In April 1649, Nasir bin Murshid died and was succeeded by Sultan bin Saif. The new Imam wasted no time. His first act was to prepare for the final assault on Muscat. He gathered his forces at Tuwa al-Rowla, near Muttrah, and moved them into Sayh Harmal. The initial attacks against the Portuguese positions at Bir al-Rawiya failed under withering fire, and the Imam pulled back to reconsider. The Portuguese used the pause to retreat into their two main fortresses. The Omanis pursued and laid siege, challenging the garrison to single combat. According to the Omani narrative, no one inside accepted.
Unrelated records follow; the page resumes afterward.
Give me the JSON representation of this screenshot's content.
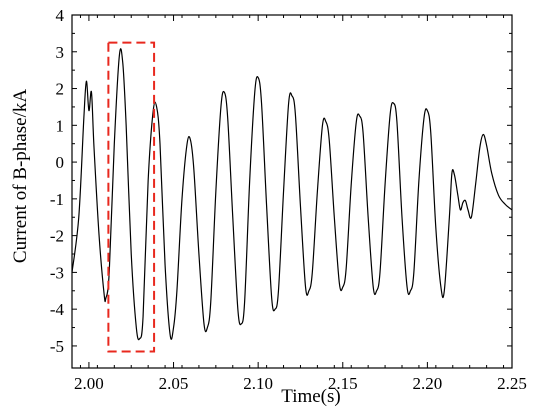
{
  "chart_data": {
    "type": "line",
    "xlabel": "Time(s)",
    "ylabel": "Current of B-phase/kA",
    "xlim": [
      1.99,
      2.25
    ],
    "ylim": [
      -5.6,
      4
    ],
    "xticks": [
      2.0,
      2.05,
      2.1,
      2.15,
      2.2,
      2.25
    ],
    "xtick_labels": [
      "2.00",
      "2.05",
      "2.10",
      "2.15",
      "2.20",
      "2.25"
    ],
    "yticks": [
      -5,
      -4,
      -3,
      -2,
      -1,
      0,
      1,
      2,
      3,
      4
    ],
    "ytick_labels": [
      "-5",
      "-4",
      "-3",
      "-2",
      "-1",
      "0",
      "1",
      "2",
      "3",
      "4"
    ],
    "grid": false,
    "series": [
      {
        "color": "#000000",
        "x": [
          1.99,
          1.994,
          1.997,
          1.9985,
          2.0,
          2.0015,
          2.003,
          2.006,
          2.009,
          2.01,
          2.012,
          2.015,
          2.018,
          2.02,
          2.022,
          2.025,
          2.028,
          2.03,
          2.032,
          2.035,
          2.038,
          2.04,
          2.042,
          2.045,
          2.048,
          2.05,
          2.052,
          2.055,
          2.058,
          2.06,
          2.062,
          2.065,
          2.068,
          2.07,
          2.072,
          2.075,
          2.078,
          2.08,
          2.082,
          2.085,
          2.088,
          2.09,
          2.092,
          2.095,
          2.098,
          2.1,
          2.102,
          2.105,
          2.108,
          2.11,
          2.112,
          2.115,
          2.118,
          2.12,
          2.122,
          2.125,
          2.128,
          2.13,
          2.132,
          2.135,
          2.138,
          2.14,
          2.142,
          2.145,
          2.148,
          2.15,
          2.152,
          2.155,
          2.158,
          2.16,
          2.162,
          2.165,
          2.168,
          2.17,
          2.172,
          2.175,
          2.178,
          2.18,
          2.182,
          2.185,
          2.188,
          2.19,
          2.192,
          2.195,
          2.198,
          2.2,
          2.202,
          2.205,
          2.208,
          2.21,
          2.213,
          2.2145,
          2.216,
          2.218,
          2.2195,
          2.221,
          2.2225,
          2.224,
          2.226,
          2.2285,
          2.231,
          2.233,
          2.235,
          2.238,
          2.242,
          2.246,
          2.25
        ],
        "y": [
          -3.0,
          -1.5,
          1.2,
          2.2,
          1.4,
          1.9,
          0.4,
          -2.0,
          -3.6,
          -3.7,
          -3.0,
          0.5,
          2.9,
          2.7,
          1.0,
          -2.5,
          -4.5,
          -4.8,
          -4.2,
          -0.5,
          1.4,
          1.5,
          0.5,
          -2.8,
          -4.7,
          -4.5,
          -3.5,
          -1.0,
          0.5,
          0.6,
          -0.2,
          -2.5,
          -4.4,
          -4.5,
          -3.8,
          -0.8,
          1.5,
          1.9,
          1.2,
          -1.5,
          -4.0,
          -4.4,
          -3.8,
          -0.5,
          1.9,
          2.3,
          1.6,
          -1.2,
          -3.7,
          -4.0,
          -3.5,
          -0.8,
          1.6,
          1.8,
          1.3,
          -1.2,
          -3.4,
          -3.5,
          -3.0,
          -0.8,
          1.0,
          1.1,
          0.6,
          -1.5,
          -3.3,
          -3.4,
          -2.9,
          -0.6,
          1.1,
          1.25,
          0.8,
          -1.5,
          -3.4,
          -3.5,
          -3.0,
          -0.6,
          1.3,
          1.6,
          1.1,
          -1.5,
          -3.4,
          -3.5,
          -3.0,
          -0.5,
          1.2,
          1.4,
          0.8,
          -1.8,
          -3.4,
          -3.5,
          -1.5,
          -0.3,
          -0.35,
          -0.9,
          -1.3,
          -1.1,
          -1.05,
          -1.3,
          -1.5,
          -0.6,
          0.4,
          0.75,
          0.45,
          -0.3,
          -0.9,
          -1.15,
          -1.3
        ]
      }
    ],
    "annotation": {
      "type": "dashed-rectangle",
      "color": "#e8281e",
      "x": [
        2.0115,
        2.0385
      ],
      "y": [
        -5.15,
        3.25
      ]
    }
  }
}
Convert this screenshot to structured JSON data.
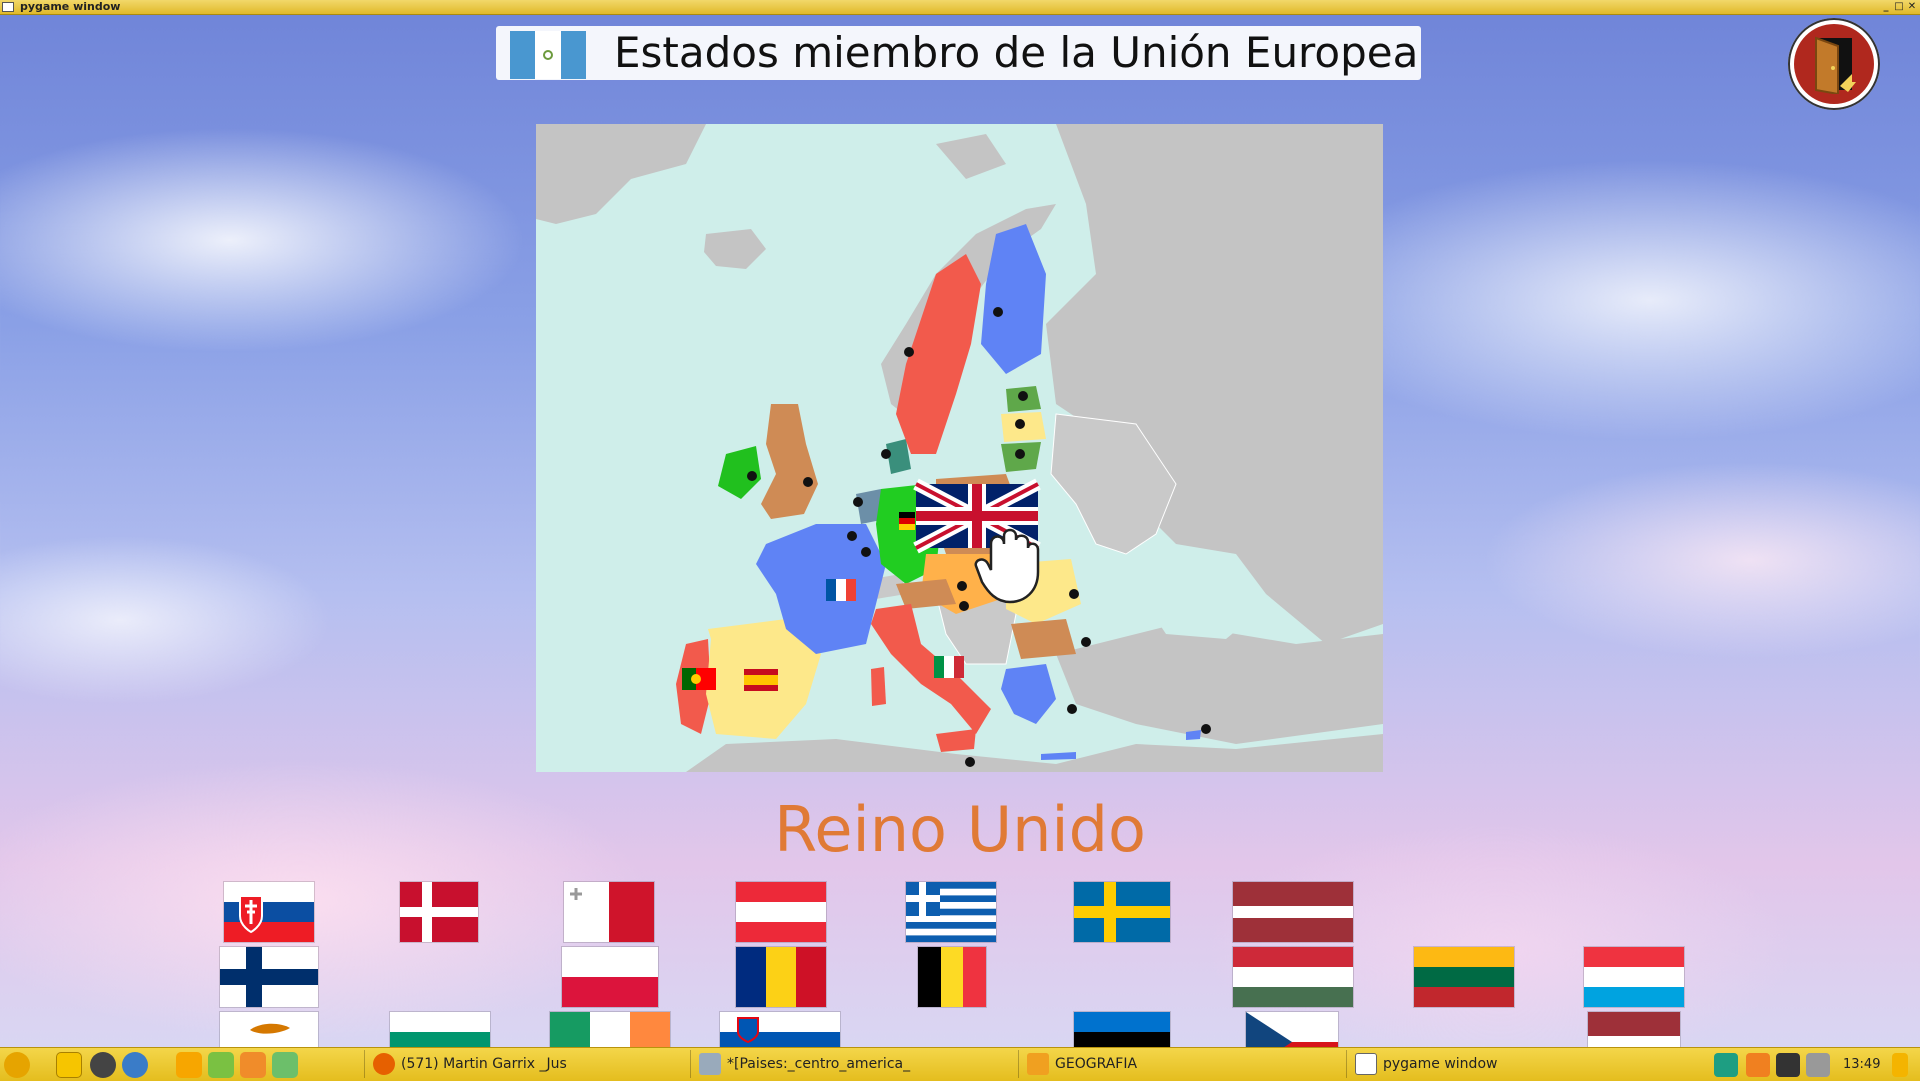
{
  "window": {
    "title": "pygame window"
  },
  "header": {
    "title": "Estados miembro de la Unión Europea",
    "language_flag_icon": "guatemala-flag-icon"
  },
  "exit_button": {
    "icon": "exit-door-icon"
  },
  "map": {
    "dragging_flag": "united-kingdom-flag",
    "cursor": "hand-grab-cursor"
  },
  "current_country": "Reino Unido",
  "flag_tray": {
    "rows": [
      [
        "slovakia",
        "denmark",
        "malta",
        "austria",
        "greece",
        "sweden",
        "latvia"
      ],
      [
        "finland",
        "poland",
        "romania",
        "belgium",
        "hungary",
        "lithuania",
        "luxembourg"
      ],
      [
        "cyprus",
        "bulgaria",
        "ireland",
        "slovenia",
        "estonia",
        "czech-republic",
        "latvia"
      ]
    ]
  },
  "taskbar": {
    "tasks": [
      {
        "label": "(571) Martin Garrix _Jus",
        "icon": "firefox-icon"
      },
      {
        "label": "*[Paises:_centro_america_",
        "icon": "image-editor-icon"
      },
      {
        "label": "GEOGRAFIA",
        "icon": "folder-icon"
      },
      {
        "label": "pygame window",
        "icon": "window-icon"
      }
    ],
    "clock": "13:49"
  }
}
What happened next turned on a personal grievance. Narottam, an Indian officer working in the castle storehouse, sabotaged the gunpowder supply on the Imam's orders. While Portuguese soldiers marked Christmas in celebration, Sultan bin Saif launched his assault after the dawn prayer. His men scaled the walls and fought through the fortress. One Portuguese officer named Cabreta mounted fierce resistance but was driven back to the shops near the waterfront, where he was killed. The garrison was nearly wiped out. Portuguese sources record that around 700 inhabitants fled to Diu by January 18, and only 60 or 70 of the garrison survived, later converting to Islam and integrating into Omani society. The Omanis, too, paid a steep price -- between 4,000 and 5,000 of their fighters died in the siege.
The fall of Muscat ended more than a century of Portuguese rule in Oman and effectively expelled them from the Persian Gulf. They clung to one small base at Khasab until 1655, and a fleet dispatched from Goa in 1652 to recapture Muscat failed entirely. For Oman, the victory marked a transformation. The sultanate pivoted from defensive resistance to maritime expansion. The naval power born from this triumph would grow over the following decades, projecting Omani influence across the Indian Ocean and culminating in the capture of Mombasa from the Portuguese in 1698. The twin fortresses of Sao Joao and Capitao still stand above Muscat harbor, now known as Al Jalali Fort and Al-Mirani Fort, monuments to the centuries when two empires contested this narrow strip of Arabian coast.
Located at 23.62N, 58.59E in Old Muscat, Oman. The twin forts of Al Jalali and Al-Mirani are visible flanking the harbor entrance. Nearest airport is Muscat International (OOMS). Best viewed at 3,000-5,000 feet for the harbor and fort complex.